Recovery Mechanism Triggered by BootROM
BootROM loads MB1 from the active boot chain.
If BootROM failes to load MB1 image in the active boot chain, it performs the followings actions in sequence:
Toggles active boot chain and writes it to SCRATCHr register.
Loads MB1 from the new active chain.
If failed again, it goes to RCM mode. Soft fuse values are not used by BootROM.
Since BR BCT does not belong to any boot chain, recovery for the component will take a different process:
There is a single partition for storing BR BCT.
This partition is shared by both Boot Chains and it contains multiple copies of BR BCT. All copies are identical.
Each copy is placed at the beginning of boot storage device.
Boot ROM will handle recovery of BR BCT. If one copy of BR BCT is found to be corrupted, it will try with the next one until it finds a valid copy. Boot ROM scans for a maximum of 64 BR BCT copies. If no valid BR BCT is found, then boot ROM will give up and reset to RCM.
At the time of system update, each copy of BR BCT is updated to new version so that they all are at same version.
Recovery Mechanism Triggered by Loader FW
During boot when any bootloader, except BootROM, fails to load the next stage firmware, it triggers the recovery mechanism.
Try to load next stage firmware in the Active Boot Chain.
If it is loaded successfully, continue to boot.
Otherwise, recovery mechanism should be triggered.
If INVALID_CHAIN bit in the SCRTACHr register is already set to one or switch_boot_chain soft fuse value is cleared to zero, take the following recovery actions
force the system to go to RCM mode if reset_to_recovery soft fuse value is set to one,
force the system to hang if reset_to_recovery soft fuse value is cleared to zero.
If INVALID_CHAIN bit is not set and switch_boot_chain soft fuse value is set to one, then set the INVALID_CHAIN bit to one and toggle the ACTIVE_BOOT_CHAIN bit in SCRATCHr register and issue reboot so that system could boot different boot chain.
The following flow chart explains this flow:
 
MB2 and Quickboot load Global Partition Table. This firmware component does not belong to any boot chain.
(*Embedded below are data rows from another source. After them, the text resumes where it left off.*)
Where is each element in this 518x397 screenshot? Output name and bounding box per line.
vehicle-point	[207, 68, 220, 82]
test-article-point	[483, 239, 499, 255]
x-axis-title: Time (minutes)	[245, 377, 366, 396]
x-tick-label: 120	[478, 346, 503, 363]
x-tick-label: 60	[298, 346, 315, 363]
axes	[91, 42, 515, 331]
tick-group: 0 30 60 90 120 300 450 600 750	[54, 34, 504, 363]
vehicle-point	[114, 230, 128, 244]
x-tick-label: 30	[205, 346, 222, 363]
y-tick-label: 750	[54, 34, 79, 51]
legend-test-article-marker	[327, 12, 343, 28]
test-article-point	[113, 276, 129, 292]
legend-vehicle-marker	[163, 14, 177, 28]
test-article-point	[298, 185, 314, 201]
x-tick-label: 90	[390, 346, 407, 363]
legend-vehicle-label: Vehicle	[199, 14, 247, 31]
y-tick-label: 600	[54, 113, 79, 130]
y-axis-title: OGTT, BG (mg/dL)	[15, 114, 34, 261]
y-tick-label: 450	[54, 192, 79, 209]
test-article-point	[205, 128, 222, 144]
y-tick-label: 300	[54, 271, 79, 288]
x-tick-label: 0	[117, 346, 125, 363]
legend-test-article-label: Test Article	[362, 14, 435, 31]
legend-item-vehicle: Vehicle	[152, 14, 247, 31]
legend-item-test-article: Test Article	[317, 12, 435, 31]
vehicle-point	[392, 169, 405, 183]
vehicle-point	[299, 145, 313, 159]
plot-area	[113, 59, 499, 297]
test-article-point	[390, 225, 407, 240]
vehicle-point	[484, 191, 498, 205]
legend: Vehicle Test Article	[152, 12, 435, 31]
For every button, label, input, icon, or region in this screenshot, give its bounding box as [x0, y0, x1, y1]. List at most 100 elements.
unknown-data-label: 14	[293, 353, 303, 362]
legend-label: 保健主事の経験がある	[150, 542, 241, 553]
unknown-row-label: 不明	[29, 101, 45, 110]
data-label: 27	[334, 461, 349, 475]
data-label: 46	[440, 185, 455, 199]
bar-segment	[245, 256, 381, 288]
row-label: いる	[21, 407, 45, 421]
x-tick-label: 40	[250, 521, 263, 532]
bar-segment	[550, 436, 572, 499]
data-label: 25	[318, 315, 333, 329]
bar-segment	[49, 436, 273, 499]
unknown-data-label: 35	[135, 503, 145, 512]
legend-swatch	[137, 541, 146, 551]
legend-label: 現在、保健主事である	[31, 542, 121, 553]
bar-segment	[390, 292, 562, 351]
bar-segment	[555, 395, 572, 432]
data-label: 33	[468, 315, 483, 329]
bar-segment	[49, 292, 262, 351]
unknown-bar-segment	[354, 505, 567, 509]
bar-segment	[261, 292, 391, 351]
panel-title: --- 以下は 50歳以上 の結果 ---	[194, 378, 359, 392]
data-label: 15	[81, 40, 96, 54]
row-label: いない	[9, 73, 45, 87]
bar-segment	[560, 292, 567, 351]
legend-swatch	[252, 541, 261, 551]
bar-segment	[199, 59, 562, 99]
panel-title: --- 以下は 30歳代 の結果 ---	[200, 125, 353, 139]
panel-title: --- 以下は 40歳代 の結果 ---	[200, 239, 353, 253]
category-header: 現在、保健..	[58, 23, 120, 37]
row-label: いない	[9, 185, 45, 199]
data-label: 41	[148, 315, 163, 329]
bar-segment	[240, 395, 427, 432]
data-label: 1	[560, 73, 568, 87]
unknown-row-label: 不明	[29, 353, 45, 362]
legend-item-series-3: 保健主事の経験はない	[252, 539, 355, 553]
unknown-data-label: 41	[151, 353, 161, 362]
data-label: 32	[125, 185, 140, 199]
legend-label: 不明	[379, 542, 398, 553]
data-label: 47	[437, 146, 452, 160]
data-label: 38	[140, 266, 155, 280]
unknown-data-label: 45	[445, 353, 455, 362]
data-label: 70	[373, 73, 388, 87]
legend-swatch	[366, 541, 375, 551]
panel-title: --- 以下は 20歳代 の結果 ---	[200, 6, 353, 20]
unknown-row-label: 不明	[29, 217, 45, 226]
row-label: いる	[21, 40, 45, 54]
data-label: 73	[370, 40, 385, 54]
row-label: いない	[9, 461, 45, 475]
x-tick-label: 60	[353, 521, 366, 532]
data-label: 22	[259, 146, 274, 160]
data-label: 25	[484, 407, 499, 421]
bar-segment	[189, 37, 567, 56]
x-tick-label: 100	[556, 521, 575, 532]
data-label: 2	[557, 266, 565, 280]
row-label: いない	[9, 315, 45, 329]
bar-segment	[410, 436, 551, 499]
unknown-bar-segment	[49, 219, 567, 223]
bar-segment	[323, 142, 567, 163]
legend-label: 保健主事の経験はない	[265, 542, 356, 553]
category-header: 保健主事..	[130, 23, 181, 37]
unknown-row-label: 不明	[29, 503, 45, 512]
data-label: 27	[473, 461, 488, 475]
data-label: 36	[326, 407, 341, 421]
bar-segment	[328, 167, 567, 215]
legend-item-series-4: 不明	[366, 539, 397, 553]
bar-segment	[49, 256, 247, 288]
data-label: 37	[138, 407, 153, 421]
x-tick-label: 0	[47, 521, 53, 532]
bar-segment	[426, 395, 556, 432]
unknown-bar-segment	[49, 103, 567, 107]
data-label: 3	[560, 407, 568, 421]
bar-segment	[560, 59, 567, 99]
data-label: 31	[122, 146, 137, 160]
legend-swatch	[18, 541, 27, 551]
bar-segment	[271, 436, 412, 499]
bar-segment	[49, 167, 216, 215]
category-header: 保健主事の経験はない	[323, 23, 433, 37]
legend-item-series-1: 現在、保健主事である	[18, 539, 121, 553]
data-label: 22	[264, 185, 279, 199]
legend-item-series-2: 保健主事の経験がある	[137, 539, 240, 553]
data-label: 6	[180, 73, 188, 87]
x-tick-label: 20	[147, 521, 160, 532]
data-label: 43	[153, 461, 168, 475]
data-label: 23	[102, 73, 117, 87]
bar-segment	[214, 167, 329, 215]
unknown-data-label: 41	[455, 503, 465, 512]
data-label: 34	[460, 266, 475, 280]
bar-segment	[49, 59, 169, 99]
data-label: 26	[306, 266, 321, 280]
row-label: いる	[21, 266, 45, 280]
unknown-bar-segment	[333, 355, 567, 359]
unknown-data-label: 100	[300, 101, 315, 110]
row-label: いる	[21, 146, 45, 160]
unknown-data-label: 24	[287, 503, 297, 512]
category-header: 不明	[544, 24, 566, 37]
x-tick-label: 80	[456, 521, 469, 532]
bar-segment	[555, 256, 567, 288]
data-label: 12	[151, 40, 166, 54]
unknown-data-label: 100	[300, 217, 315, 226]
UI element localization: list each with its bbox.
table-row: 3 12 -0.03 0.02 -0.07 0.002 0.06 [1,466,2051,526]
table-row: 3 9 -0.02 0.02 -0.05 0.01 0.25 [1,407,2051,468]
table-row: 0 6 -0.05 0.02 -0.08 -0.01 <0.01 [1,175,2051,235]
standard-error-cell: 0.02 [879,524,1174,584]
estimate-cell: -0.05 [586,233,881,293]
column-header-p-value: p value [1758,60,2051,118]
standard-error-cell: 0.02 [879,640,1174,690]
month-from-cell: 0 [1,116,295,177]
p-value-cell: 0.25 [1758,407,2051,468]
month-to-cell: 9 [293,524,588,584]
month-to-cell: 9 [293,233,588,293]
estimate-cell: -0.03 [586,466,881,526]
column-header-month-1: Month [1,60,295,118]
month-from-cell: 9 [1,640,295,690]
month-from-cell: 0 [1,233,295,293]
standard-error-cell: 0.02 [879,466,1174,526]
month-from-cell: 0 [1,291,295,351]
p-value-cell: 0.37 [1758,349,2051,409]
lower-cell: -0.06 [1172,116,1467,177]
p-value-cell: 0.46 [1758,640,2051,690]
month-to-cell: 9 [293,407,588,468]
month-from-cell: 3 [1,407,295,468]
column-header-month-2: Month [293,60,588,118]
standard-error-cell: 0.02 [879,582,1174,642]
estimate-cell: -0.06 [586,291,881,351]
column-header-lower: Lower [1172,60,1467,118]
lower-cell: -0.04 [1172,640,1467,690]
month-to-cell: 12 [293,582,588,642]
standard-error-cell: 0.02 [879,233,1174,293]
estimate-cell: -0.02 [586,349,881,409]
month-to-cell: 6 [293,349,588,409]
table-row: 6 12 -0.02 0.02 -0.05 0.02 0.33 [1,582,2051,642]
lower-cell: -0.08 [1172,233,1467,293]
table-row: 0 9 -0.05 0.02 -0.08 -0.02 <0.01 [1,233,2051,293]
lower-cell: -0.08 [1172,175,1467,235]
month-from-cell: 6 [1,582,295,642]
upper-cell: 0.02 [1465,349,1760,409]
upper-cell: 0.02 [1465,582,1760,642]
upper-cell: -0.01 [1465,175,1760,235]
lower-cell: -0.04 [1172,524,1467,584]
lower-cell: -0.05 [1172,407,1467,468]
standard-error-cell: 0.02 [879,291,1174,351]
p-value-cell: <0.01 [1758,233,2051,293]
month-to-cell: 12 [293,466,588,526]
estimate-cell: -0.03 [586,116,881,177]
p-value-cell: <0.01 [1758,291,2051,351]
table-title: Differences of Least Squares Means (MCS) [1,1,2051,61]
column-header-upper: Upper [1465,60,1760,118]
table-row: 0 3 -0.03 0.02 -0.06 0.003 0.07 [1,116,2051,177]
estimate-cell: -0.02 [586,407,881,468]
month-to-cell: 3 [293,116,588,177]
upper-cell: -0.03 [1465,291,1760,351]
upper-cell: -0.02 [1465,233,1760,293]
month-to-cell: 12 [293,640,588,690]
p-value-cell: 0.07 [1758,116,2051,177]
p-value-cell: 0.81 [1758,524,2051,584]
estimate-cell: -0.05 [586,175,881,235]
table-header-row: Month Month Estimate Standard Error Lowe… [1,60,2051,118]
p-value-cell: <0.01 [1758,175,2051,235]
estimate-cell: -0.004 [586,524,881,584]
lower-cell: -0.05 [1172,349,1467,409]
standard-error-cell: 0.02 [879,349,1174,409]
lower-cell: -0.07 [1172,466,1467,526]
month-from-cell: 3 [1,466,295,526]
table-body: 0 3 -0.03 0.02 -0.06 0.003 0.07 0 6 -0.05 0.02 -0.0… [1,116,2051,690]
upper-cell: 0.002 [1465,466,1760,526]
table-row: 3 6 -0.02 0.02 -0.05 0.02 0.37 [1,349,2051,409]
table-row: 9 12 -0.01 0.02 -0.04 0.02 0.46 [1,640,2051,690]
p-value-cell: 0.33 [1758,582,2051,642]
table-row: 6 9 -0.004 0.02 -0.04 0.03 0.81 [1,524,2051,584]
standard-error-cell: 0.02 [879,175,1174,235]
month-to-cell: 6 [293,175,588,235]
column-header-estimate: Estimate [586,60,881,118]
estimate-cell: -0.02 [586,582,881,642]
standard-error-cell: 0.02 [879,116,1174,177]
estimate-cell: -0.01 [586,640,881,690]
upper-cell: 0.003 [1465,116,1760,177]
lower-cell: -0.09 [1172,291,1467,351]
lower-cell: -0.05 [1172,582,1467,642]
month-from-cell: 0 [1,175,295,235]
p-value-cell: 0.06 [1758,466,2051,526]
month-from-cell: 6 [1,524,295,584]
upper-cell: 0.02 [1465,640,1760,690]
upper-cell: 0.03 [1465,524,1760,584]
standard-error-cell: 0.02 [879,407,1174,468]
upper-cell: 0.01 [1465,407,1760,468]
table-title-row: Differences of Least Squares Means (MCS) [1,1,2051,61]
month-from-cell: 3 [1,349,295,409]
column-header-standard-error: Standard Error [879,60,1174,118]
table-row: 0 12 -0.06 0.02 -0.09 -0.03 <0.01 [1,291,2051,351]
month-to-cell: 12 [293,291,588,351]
Therefore, a different recovery action will be performed:
There is a single partition to store global partition table of the system.
This partition contains multiple signed copies of PT. If one copy is corrupted, system uses the next copy.
Global Partition Table contains information for both boot chains of the system. As a result, the Global PT must not be erased during update. If it is erased, the system cannot be recovered without reflashing the whole images.
Partition Layout
Partition layout on flash are organized to support recovery mechanism.
For each partition other than BR BCT and Global Partition Table, there are two partitions: Boot Chain A and Boot Chain B.
For BR BCT, there is a single common partition. This partition will contain multiple copies of BR BCT residing at the beginning boot storage device.
For global partition table (Global PT), there is single partition containing multiple copies of PT.